A white wolf haunted the earliest settlers of Sugar Valley, near Loganton (Clinton County) around 1840. The wolf was first encountered by Philip Shreckengast of Tylersville near his barn. It had apparently been eating some animal as its mouth was bloodstained. Shreckengast managed to sever the wolf's tail by slamming the barn door. The wolf was also seen in the graveyard at Brungard's Church by a preacher, who said it was yelping "like a yellow cur that had had boiling water poured on it" as it ran out of the gate.

Granny McGill, a supposed witch living near Lock Haven, told Jacob Rishel that before contacting George Wilson (the killer of two "werewolves" in Wayne Township) they should attempt to locate a black lamb born during a new moon in the Autumn of the year. One was eventually procured, and the wolf was indeed trapped and killed.

The pelt was described as being shaggy and long-haired, almost like an Angora goat, rather than short-haired like the average wolf.

The head of the wolf was displayed mounted on a pole near Jacob Rishel's home. Children were afraid to pass by the head. It was reported that the jaws of the severed head moved, and that the eyes flashed green, and that as long as it was present it warded away wolves from Rishel's farm.

Shoemaker also recounts in his account of the white wolf in "Wolf Days in Pennsylvania" that another wolf which he likened to the French Beast of Gévaudan terrorized the area around Carroll, although no date is given for this event. This wolf was killed by John Schrack, who also had the pelt of the white wolf, as it was attempting a 16-foot leap over a stockade fence at a sheep pen. One of its paws was impaled on the top of the stockade for a good luck charm (elsewhere Shoemaker mentions that this tradition was a widespread one in Sugar Valley and elsewhere).

3 comments:

  1. Wolves disperse long distances from their natal packs. My guess it was a wolf from the nothern Great Lakes region that dispersed south into that part of PA. The aborginal gray wolf of the East (Canis lupus lycaon) isn't a very big subspecies, and it was always dark gray in color.

    As for black wolves, black wolves (and coyotes) are always indicative of some hybridization with dogs somewhere in the animal's ancestry (google black wolves and dogs for the study that found this out).

    The last wolf killed in Scotland by a legendary deer-stalker named MacQueen of Pall a Crocain.
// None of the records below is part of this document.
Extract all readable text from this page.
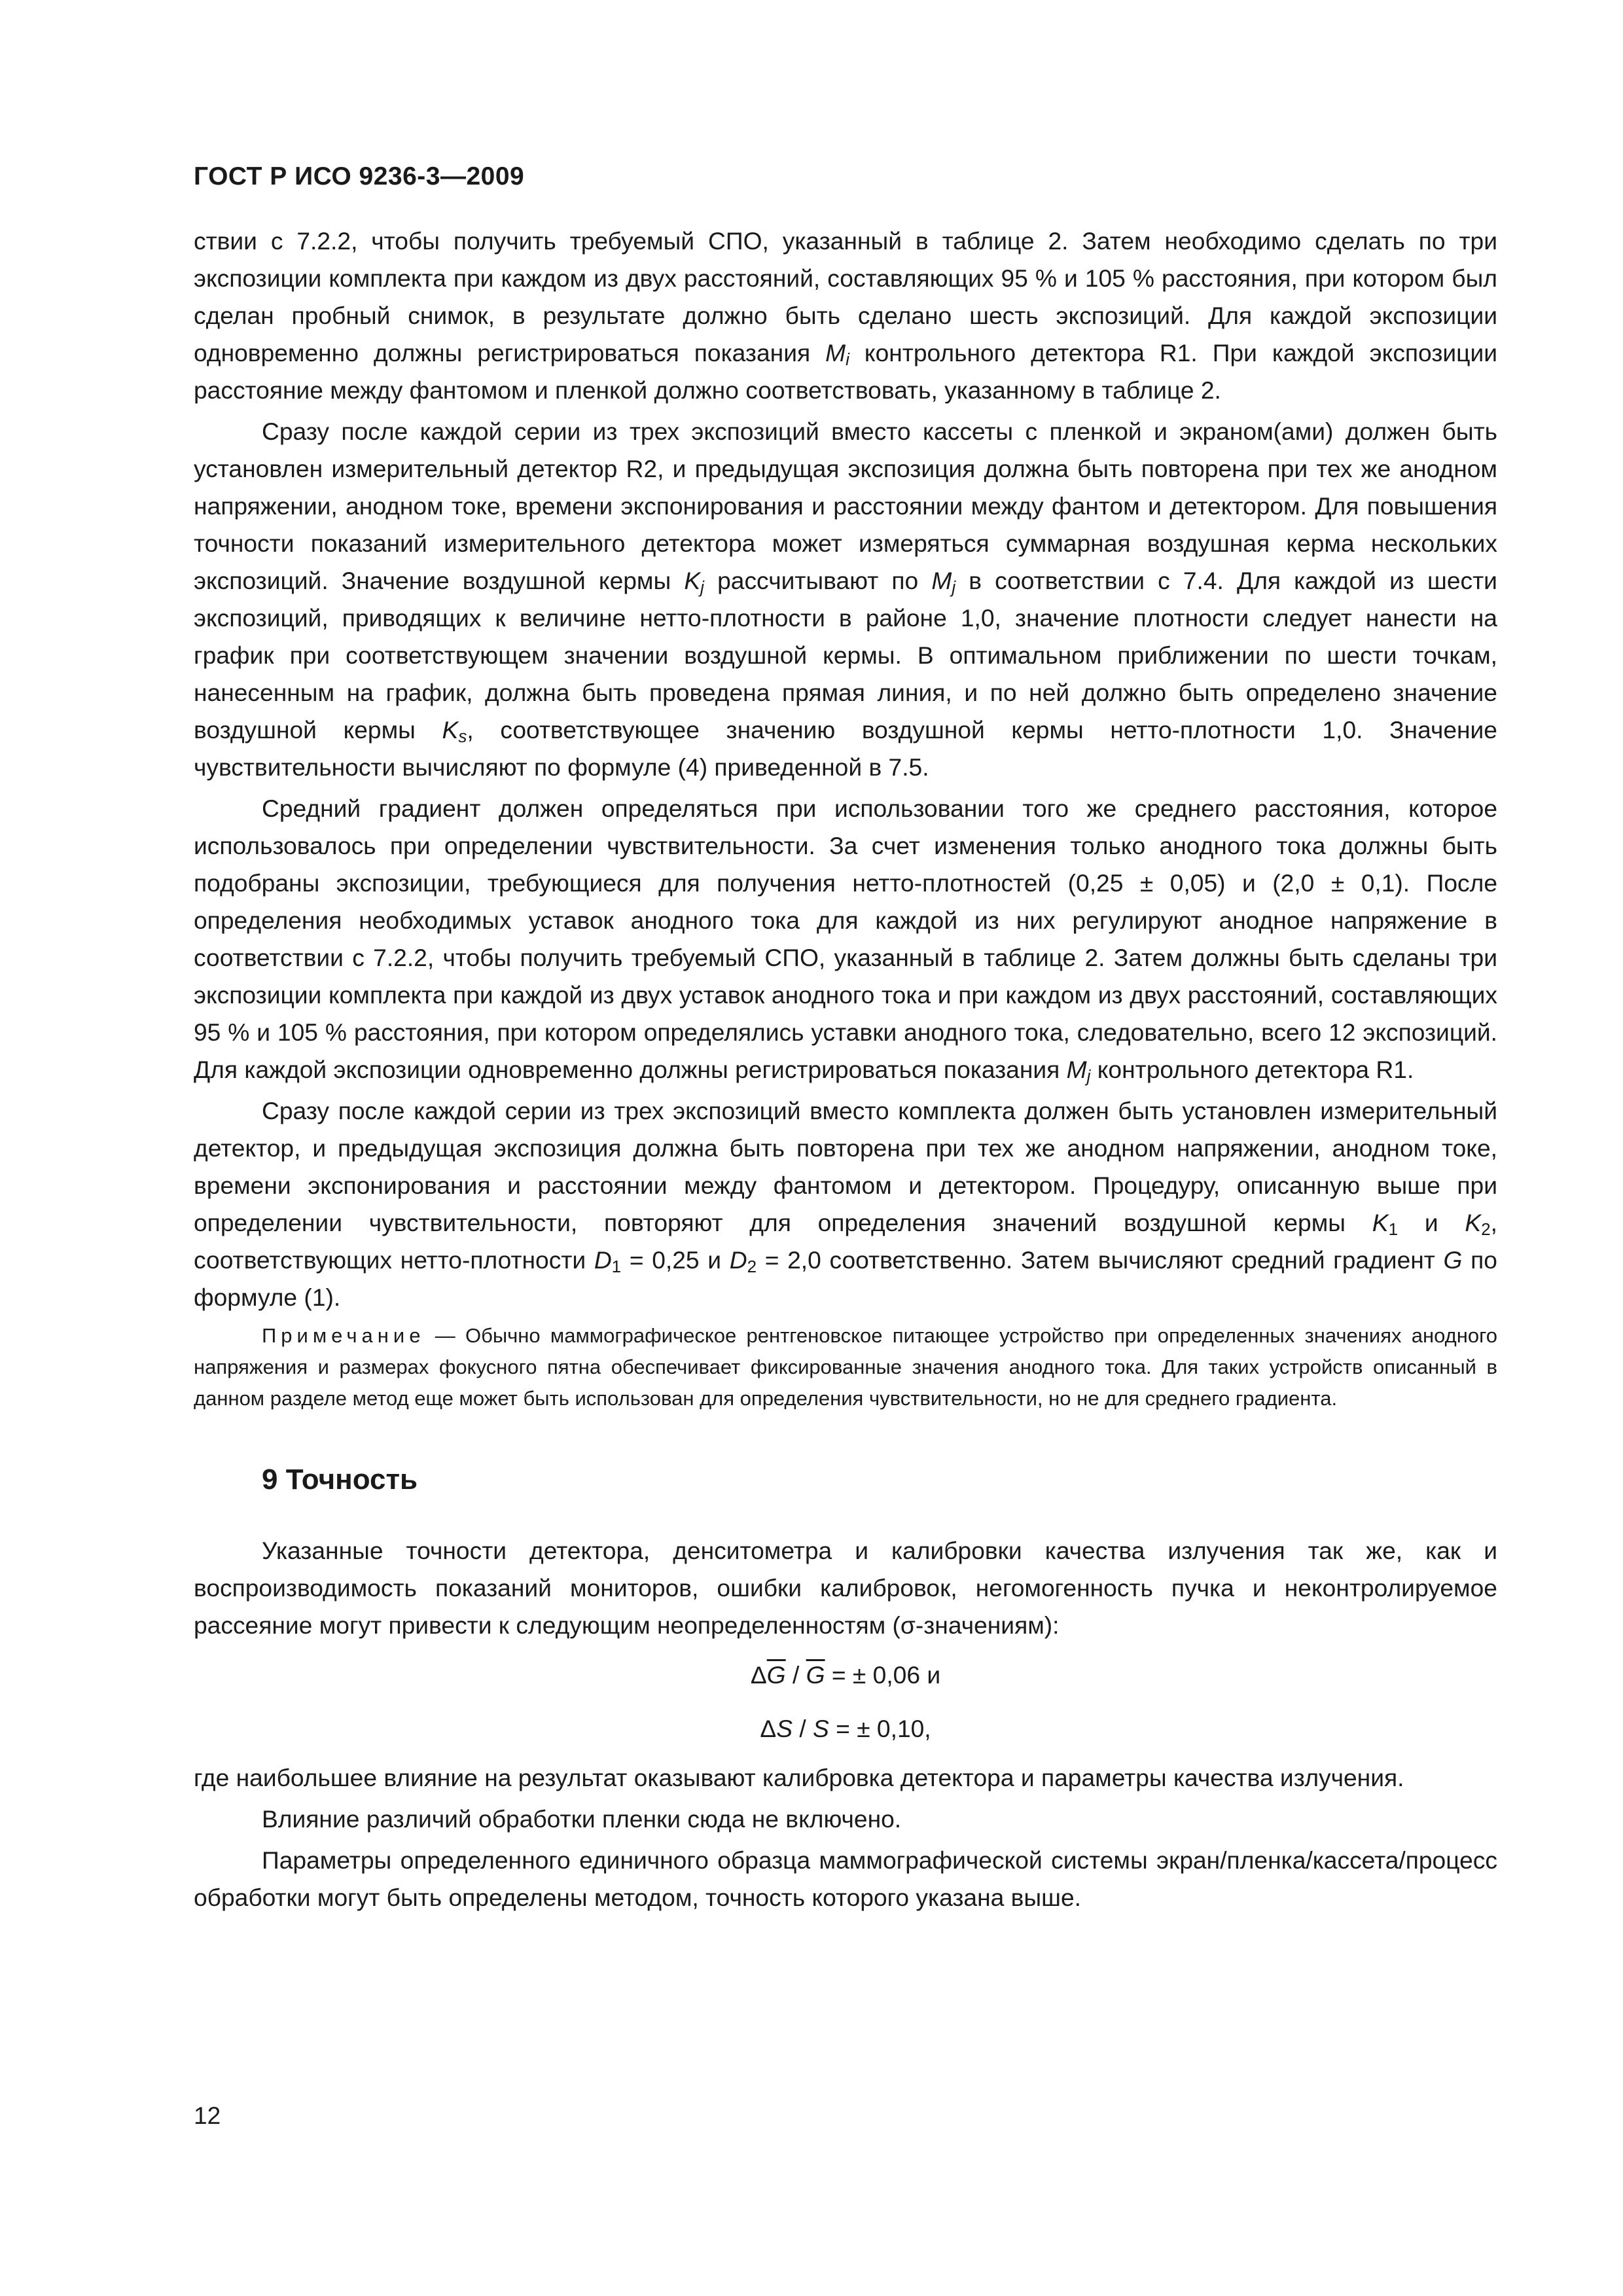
ГОСТ Р ИСО 9236-3—2009

ствии с 7.2.2, чтобы получить требуемый СПО, указанный в таблице 2. Затем необходимо сделать по три экспозиции комплекта при каждом из двух расстояний, составляющих 95 % и 105 % расстояния, при котором был сделан пробный снимок, в результате должно быть сделано шесть экспозиций. Для каждой экспозиции одновременно должны регистрироваться показания $M_i$ контрольного детектора R1. При каждой экспозиции расстояние между фантомом и пленкой должно соответствовать, указанному в таблице 2.

Сразу после каждой серии из трех экспозиций вместо кассеты с пленкой и экраном(ами) должен быть установлен измерительный детектор R2, и предыдущая экспозиция должна быть повторена при тех же анодном напряжении, анодном токе, времени экспонирования и расстоянии между фантом и детектором. Для повышения точности показаний измерительного детектора может измеряться суммарная воздушная керма нескольких экспозиций. Значение воздушной кермы $K_j$ рассчитывают по $M_j$ в соответствии с 7.4. Для каждой из шести экспозиций, приводящих к величине нетто-плотности в районе 1,0, значение плотности следует нанести на график при соответствующем значении воздушной кермы. В оптимальном приближении по шести точкам, нанесенным на график, должна быть проведена прямая линия, и по ней должно быть определено значение воздушной кермы $K_s$, соответствующее значению воздушной кермы нетто-плотности 1,0. Значение чувствительности вычисляют по формуле (4) приведенной в 7.5.

Средний градиент должен определяться при использовании того же среднего расстояния, которое использовалось при определении чувствительности. За счет изменения только анодного тока должны быть подобраны экспозиции, требующиеся для получения нетто-плотностей (0,25 ± 0,05) и (2,0 ± 0,1). После определения необходимых уставок анодного тока для каждой из них регулируют анодное напряжение в соответствии с 7.2.2, чтобы получить требуемый СПО, указанный в таблице 2. Затем должны быть сделаны три экспозиции комплекта при каждой из двух уставок анодного тока и при каждом из двух расстояний, составляющих 95 % и 105 % расстояния, при котором определялись уставки анодного тока, следовательно, всего 12 экспозиций. Для каждой экспозиции одновременно должны регистрироваться показания $M_j$ контрольного детектора R1.

Сразу после каждой серии из трех экспозиций вместо комплекта должен быть установлен измерительный детектор, и предыдущая экспозиция должна быть повторена при тех же анодном напряжении, анодном токе, времени экспонирования и расстоянии между фантомом и детектором. Процедуру, описанную выше при определении чувствительности, повторяют для определения значений воздушной кермы $K_1$ и $K_2$, соответствующих нетто-плотности $D_1 = 0,25$ и $D_2 = 2,0$ соответственно. Затем вычисляют средний градиент G по формуле (1).

Примечание — Обычно маммографическое рентгеновское питающее устройство при определенных значениях анодного напряжения и размерах фокусного пятна обеспечивает фиксированные значения анодного тока. Для таких устройств описанный в данном разделе метод еще может быть использован для определения чувствительности, но не для среднего градиента.

9 Точность

Указанные точности детектора, денситометра и калибровки качества излучения так же, как и воспроизводимость показаний мониторов, ошибки калибровок, негомогенность пучка и неконтролируемое рассеяние могут привести к следующим неопределенностям (σ-значениям):

$\Delta\overline{G} / \overline{G}$ = ± 0,06 и
ΔS / S = ± 0,10,

где наибольшее влияние на результат оказывают калибровка детектора и параметры качества излучения.

Влияние различий обработки пленки сюда не включено.

Параметры определенного единичного образца маммографической системы экран/пленка/кассета/процесс обработки могут быть определены методом, точность которого указана выше.

12
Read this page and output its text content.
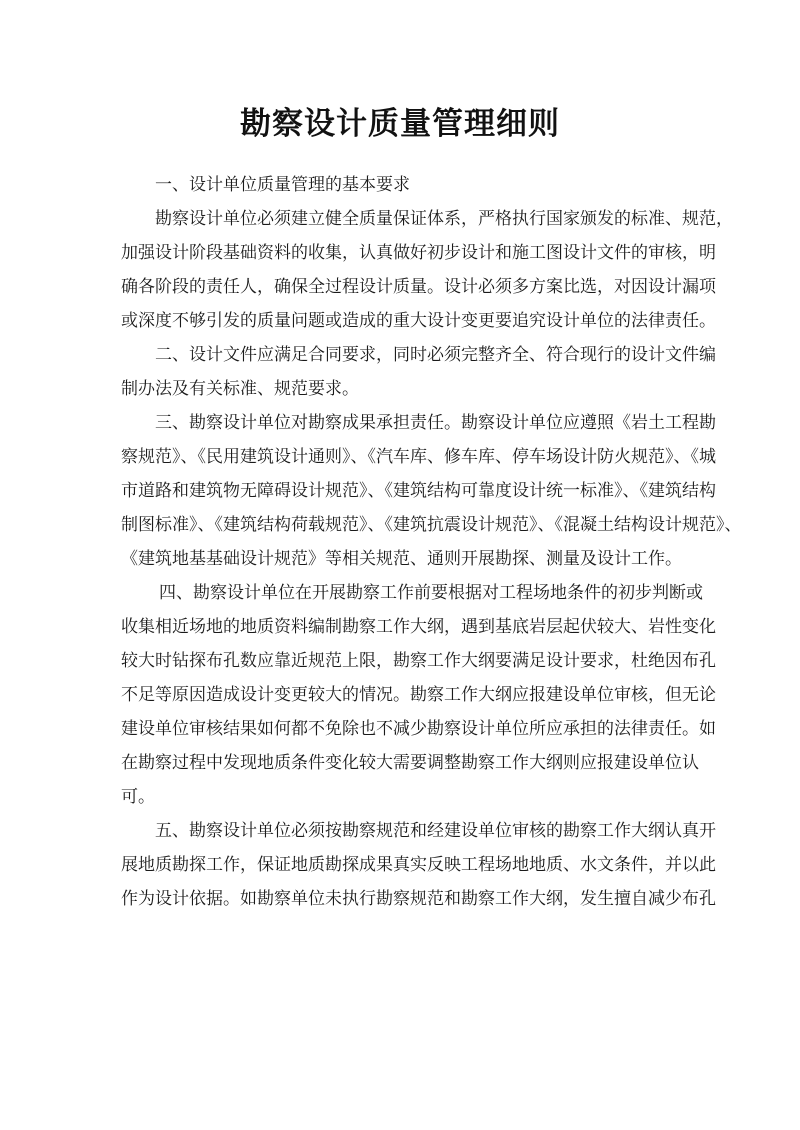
勘察设计质量管理细则
一、设计单位质量管理的基本要求
勘察设计单位必须建立健全质量保证体系，严格执行国家颁发的标准、规范，
加强设计阶段基础资料的收集，认真做好初步设计和施工图设计文件的审核，明
确各阶段的责任人，确保全过程设计质量。设计必须多方案比选，对因设计漏项
或深度不够引发的质量问题或造成的重大设计变更要追究设计单位的法律责任。
二、设计文件应满足合同要求，同时必须完整齐全、符合现行的设计文件编
制办法及有关标准、规范要求。
三、勘察设计单位对勘察成果承担责任。勘察设计单位应遵照《岩土工程勘
察规范》、《民用建筑设计通则》、《汽车库、修车库、停车场设计防火规范》、《城
市道路和建筑物无障碍设计规范》、《建筑结构可靠度设计统一标准》、《建筑结构
制图标准》、《建筑结构荷载规范》、《建筑抗震设计规范》、《混凝土结构设计规范》、
《建筑地基基础设计规范》等相关规范、通则开展勘探、测量及设计工作。
四、勘察设计单位在开展勘察工作前要根据对工程场地条件的初步判断或
收集相近场地的地质资料编制勘察工作大纲，遇到基底岩层起伏较大、岩性变化
较大时钻探布孔数应靠近规范上限，勘察工作大纲要满足设计要求，杜绝因布孔
不足等原因造成设计变更较大的情况。勘察工作大纲应报建设单位审核，但无论
建设单位审核结果如何都不免除也不减少勘察设计单位所应承担的法律责任。如
在勘察过程中发现地质条件变化较大需要调整勘察工作大纲则应报建设单位认
可。
五、勘察设计单位必须按勘察规范和经建设单位审核的勘察工作大纲认真开
展地质勘探工作，保证地质勘探成果真实反映工程场地地质、水文条件，并以此
作为设计依据。如勘察单位未执行勘察规范和勘察工作大纲，发生擅自减少布孔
He was the Scottish Davy Crockett of his day. This large black wolf (most likely a hybrid) had killed two children. The whole region went on a wolf drive, and MacQueen's long-dog (a greyhound/deerhound cross) caught the wolf. MacQueen slit the wolf's throat and then cut the head off, which he presented to the clan chieftain. MacQueen was hansomely rewarded. He received lands and eventually founded the Clan MacQueen.

    Shoemaker is a very good source for wilderness and hunting stories from Pennsylvania from that time period.